Pour les enfants un peu plus grands, peut-être ceux qui ont grandi dans les années 80 et qui se rappellent encore avoir passé des heures devant les premières consoles informatiques de l’époque Amstrad, le film incontournable de cette édition était peut-être « Pixels » de Patrick Jean. Lorsqu’un téléviseur à l’abandon se met à répandre une nuée de pixels sur la ville, la ville s’appelle New York, et les pixels s’incarnent inévitablement dans les avatars univoques de Space invaders ou de Tetris. Mêlant brillamment la 3D et la prise de vue réelle, les jeux sortent des écrans et envahissent le monde. Dans une attaque globale coordonnée, la ville est mise à sac par des créatures 8 bits : Pacman avale les lignes de stations de métro, Casse-briques envoie le Brooklyn Bridge dans l’Hudson, et Donkey (King) Kong, au sommet de l’Empire State Building, jette des barils de poudre qui pixellisent le monde en explosant. « Pixels », c’est l’histoire de la conquête technologique de toute une génération qui a réussi à transformer la planète en un énorme cube uniforme et sombre.
En complément de la sélection européenne, le festival proposait cette année trois focus sur des films internationaux avec des séances dédiées aux productions mexicaines, japonaises et américaines. Parmi les films mexicains, le court métrage en rotoscopie de Guadalupe Sanchez Sosa, « Niño de mis ojos », nous fait pénétrer dans l’univers intime d’une jeune femme qui partage son appartement avec un drôle de compagnon, un petit homme à peine plus haut qu’une pomme.
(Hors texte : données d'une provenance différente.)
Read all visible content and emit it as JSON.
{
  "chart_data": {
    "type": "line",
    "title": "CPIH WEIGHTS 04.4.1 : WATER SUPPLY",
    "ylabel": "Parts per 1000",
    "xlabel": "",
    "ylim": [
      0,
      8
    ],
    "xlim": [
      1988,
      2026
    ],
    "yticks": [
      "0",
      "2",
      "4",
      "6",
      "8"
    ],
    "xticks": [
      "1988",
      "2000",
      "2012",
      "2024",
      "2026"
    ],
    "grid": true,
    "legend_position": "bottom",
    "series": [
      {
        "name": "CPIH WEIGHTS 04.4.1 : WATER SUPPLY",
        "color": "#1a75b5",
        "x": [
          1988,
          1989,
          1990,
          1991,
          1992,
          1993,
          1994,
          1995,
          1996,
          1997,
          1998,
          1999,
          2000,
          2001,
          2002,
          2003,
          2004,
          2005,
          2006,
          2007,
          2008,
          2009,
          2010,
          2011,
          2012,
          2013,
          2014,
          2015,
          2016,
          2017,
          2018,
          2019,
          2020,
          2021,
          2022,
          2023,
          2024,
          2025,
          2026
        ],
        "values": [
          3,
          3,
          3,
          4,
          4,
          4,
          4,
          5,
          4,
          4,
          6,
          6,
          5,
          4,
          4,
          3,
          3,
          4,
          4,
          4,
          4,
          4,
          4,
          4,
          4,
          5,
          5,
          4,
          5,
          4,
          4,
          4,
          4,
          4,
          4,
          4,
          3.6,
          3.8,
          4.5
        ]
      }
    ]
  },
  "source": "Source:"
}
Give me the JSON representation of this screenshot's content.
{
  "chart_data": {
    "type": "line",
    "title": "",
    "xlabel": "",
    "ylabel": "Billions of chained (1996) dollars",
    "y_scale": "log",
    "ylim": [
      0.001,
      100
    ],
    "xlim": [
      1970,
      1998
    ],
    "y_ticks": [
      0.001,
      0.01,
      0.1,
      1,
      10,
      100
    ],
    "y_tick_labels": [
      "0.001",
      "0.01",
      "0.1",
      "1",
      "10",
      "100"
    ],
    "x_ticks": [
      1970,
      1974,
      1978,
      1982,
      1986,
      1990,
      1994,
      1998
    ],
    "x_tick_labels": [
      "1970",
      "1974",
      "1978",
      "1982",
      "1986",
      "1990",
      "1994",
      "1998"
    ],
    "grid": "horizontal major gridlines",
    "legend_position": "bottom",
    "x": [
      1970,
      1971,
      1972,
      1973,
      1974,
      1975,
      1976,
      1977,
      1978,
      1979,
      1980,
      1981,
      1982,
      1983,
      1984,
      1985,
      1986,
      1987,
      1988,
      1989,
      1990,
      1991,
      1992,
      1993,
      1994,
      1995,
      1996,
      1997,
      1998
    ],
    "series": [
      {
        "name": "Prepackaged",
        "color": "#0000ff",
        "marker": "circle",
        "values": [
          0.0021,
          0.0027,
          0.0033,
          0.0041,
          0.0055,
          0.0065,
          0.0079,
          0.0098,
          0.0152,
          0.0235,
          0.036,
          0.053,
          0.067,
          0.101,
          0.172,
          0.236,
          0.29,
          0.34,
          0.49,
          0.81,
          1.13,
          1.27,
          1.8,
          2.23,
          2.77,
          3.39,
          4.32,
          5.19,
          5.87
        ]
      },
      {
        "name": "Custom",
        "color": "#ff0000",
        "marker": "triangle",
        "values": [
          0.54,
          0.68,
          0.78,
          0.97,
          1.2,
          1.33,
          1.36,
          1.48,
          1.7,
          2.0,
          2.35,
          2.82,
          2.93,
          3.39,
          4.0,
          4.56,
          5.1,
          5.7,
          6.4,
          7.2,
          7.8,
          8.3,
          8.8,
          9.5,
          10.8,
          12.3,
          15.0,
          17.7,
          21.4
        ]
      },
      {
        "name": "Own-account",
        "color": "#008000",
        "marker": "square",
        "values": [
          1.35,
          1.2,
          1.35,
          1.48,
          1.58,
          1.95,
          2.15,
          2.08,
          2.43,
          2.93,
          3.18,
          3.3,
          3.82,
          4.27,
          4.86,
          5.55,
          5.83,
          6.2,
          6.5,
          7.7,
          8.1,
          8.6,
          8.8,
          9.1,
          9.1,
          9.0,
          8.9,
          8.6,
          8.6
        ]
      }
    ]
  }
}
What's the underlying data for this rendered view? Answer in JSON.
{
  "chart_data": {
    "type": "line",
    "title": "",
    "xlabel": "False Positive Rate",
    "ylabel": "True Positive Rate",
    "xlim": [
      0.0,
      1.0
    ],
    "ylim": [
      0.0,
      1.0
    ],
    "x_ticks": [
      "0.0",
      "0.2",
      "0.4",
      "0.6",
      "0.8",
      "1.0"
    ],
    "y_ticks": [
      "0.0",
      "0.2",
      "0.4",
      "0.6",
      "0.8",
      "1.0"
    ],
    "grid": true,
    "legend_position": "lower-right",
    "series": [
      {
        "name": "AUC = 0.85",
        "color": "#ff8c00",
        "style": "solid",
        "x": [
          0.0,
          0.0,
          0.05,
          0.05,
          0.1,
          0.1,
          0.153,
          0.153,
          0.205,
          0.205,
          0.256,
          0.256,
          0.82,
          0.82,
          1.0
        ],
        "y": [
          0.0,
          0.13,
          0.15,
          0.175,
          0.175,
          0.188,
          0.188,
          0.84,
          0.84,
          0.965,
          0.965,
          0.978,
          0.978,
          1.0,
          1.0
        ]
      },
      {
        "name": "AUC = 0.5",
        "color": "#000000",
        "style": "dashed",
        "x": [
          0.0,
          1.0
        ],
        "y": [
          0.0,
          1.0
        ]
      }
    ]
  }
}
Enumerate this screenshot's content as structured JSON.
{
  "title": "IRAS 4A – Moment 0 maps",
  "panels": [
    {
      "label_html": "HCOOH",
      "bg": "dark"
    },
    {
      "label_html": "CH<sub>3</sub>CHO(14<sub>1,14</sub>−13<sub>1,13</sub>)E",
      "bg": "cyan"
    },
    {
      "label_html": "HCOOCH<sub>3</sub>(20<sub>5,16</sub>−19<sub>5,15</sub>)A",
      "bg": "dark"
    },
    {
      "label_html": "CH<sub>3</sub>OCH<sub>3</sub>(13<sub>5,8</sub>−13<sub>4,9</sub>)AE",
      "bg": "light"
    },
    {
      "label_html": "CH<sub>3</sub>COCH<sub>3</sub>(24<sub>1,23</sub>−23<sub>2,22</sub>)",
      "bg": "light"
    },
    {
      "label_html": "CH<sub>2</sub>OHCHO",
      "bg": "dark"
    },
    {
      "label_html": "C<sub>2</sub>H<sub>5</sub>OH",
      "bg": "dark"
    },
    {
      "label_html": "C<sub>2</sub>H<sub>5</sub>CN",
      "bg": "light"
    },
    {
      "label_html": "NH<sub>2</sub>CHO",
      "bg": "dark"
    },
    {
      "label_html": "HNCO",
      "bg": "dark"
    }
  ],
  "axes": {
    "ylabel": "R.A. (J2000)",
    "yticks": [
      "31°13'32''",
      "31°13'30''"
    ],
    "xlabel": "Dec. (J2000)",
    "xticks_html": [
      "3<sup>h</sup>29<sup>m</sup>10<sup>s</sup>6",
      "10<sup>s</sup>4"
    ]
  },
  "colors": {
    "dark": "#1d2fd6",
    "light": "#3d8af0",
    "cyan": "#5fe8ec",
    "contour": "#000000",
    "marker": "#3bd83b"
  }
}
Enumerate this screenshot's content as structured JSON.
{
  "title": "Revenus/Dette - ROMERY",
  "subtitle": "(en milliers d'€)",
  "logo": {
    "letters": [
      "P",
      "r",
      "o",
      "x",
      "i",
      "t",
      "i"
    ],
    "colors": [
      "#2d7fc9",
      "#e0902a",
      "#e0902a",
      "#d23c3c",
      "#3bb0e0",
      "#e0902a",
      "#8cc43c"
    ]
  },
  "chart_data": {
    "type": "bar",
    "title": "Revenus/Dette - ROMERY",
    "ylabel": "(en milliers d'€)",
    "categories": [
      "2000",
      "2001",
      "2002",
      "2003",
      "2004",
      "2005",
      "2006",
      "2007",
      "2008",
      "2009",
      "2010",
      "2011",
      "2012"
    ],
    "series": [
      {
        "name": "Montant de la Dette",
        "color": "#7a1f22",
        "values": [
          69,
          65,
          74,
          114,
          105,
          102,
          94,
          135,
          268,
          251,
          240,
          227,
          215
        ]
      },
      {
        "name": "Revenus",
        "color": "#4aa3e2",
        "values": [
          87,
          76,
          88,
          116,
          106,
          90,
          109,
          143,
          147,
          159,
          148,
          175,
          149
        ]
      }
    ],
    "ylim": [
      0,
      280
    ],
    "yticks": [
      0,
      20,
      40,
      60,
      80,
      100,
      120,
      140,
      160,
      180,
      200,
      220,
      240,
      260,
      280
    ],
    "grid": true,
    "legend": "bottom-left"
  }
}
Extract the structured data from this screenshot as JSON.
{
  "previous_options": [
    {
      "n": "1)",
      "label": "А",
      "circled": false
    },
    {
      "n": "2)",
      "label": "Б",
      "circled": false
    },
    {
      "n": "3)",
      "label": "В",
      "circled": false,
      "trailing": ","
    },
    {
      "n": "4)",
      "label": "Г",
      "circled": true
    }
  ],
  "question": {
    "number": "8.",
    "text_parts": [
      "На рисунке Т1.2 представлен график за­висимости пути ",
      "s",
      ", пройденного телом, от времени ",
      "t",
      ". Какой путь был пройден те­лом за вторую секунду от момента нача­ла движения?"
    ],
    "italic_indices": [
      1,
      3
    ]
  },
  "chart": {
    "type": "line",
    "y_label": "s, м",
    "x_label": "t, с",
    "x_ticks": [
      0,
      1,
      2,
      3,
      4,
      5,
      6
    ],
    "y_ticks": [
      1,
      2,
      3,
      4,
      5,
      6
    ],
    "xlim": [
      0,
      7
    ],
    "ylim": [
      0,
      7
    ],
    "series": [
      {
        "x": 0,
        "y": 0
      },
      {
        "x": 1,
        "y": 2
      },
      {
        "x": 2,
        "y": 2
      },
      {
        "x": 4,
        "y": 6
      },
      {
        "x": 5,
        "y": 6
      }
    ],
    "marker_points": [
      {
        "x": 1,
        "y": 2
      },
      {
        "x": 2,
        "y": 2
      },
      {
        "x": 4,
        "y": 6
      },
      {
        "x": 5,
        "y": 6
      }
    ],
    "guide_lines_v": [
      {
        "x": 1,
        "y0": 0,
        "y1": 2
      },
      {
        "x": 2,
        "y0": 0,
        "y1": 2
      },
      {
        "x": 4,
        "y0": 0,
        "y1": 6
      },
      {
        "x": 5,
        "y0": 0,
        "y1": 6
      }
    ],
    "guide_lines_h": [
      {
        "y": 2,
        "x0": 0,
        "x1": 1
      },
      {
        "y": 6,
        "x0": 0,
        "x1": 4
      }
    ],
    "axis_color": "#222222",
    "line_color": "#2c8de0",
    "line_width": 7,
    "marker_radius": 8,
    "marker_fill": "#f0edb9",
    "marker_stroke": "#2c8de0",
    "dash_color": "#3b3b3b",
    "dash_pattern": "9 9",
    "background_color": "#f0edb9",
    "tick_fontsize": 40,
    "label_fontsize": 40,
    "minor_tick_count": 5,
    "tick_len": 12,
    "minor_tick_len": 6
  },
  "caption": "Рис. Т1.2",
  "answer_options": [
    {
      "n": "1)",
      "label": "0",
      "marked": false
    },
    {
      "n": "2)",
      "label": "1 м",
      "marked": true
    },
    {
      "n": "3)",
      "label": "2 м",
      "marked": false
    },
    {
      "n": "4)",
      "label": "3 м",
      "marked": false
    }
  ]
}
Fraîcheur poétique d’une histoire d’amour irréelle et impossible, « Niño de mis ojos » nous invite, sur l’air envoutant de chansons traditionnelles mexicaines, à une tendre réflexion sur la pureté des sentiments amoureux.
Court Métrange est bel et bien un festival étrange. Une programmation riche et hétéroclite, une ambiance originale et décontractée, et un public rennais venu en nombre, Court Métrange sait créer de l’émotion pour nous faire passer un moment fantastique.